At least 37 people died in the Caribbean from the massive hurricane that also caused widespread damage and power outages across Florida. Police confirmed five deaths on the British island of Tortola.
A week later, most people have recovered from their shock, Harrigan said, and cleanup has started. The British military deployed troops to help with the cleanup and provide water and food to the residents.
Some homes no longer have roofs, and cars with windows punched out “look like they’ve been through a war zone,” she said. Part of the roof ripped off her mother’s house and none of the electrical appliances are working.
A store she helps her mother run that sells school uniforms, party supplies and baby items was flooded.

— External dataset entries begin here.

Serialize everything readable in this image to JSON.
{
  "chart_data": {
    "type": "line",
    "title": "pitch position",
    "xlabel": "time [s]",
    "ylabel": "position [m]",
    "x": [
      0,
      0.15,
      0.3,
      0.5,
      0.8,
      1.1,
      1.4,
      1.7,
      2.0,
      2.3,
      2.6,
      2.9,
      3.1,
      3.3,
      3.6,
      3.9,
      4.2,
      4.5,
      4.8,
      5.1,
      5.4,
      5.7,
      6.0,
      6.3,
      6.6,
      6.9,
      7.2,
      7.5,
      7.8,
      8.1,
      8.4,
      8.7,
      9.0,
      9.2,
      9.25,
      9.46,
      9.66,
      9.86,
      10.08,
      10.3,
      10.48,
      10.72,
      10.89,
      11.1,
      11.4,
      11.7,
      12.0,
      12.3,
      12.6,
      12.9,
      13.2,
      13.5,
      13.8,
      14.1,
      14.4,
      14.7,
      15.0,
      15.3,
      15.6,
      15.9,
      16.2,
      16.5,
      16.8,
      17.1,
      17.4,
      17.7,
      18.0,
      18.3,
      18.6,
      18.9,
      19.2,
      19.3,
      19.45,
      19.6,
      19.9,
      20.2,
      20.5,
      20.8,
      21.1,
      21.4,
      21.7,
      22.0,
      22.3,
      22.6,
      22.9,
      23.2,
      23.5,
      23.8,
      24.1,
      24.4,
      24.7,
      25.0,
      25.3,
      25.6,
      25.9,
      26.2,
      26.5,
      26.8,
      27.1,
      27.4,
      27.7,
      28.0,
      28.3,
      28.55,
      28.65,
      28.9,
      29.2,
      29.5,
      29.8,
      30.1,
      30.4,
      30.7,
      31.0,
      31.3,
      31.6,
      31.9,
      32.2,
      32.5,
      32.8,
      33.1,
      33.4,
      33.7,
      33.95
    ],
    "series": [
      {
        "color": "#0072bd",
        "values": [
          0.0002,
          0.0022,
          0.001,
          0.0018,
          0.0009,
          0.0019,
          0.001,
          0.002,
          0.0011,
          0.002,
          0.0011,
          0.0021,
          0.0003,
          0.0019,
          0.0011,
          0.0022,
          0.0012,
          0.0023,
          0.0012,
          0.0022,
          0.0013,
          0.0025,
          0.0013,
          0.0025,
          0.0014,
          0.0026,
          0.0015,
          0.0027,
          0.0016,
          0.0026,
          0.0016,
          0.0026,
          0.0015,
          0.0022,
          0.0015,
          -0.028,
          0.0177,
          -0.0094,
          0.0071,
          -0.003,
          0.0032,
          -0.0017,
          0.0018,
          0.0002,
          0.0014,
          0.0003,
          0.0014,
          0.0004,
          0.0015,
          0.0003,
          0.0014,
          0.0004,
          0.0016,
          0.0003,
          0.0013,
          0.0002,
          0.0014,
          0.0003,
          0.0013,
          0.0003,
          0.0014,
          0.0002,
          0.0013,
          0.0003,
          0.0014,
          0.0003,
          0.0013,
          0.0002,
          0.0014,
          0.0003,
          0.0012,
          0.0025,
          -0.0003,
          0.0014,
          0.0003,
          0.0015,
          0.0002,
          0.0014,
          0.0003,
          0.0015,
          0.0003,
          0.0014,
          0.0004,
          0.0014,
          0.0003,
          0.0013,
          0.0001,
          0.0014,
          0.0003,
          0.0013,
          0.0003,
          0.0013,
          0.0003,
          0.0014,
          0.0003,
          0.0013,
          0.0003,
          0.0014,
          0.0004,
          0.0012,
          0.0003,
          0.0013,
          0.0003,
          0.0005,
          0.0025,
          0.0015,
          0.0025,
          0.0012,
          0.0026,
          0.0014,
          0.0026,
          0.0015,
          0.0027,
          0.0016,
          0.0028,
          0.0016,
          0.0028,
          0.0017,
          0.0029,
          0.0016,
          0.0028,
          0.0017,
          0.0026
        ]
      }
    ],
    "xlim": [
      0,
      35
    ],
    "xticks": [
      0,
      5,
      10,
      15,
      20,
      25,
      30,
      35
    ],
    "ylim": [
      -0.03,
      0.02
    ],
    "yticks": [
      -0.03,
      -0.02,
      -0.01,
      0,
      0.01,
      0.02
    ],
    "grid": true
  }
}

Another one of their stores, near a cruise port, that sells leather bags and other goods to tourists was looted. “I guess it’s survival and that’s how people in third world countries survive, because right now this is what we are, we’re in a third world state with no running water and no electricity.”
Smoke lingered in the air from people burning garbage. Dumpsters overflowed with debris and rotting vegetables.
Supermarkets are open, and people waited in lines to buy food. Shipments come from the U.S. twice a week, and residents were waiting to see if the cargo ships would resume their schedule, said Harrigan.
“You just have to exercise patience. It’s just one day at a time, it’s all we can do right now.”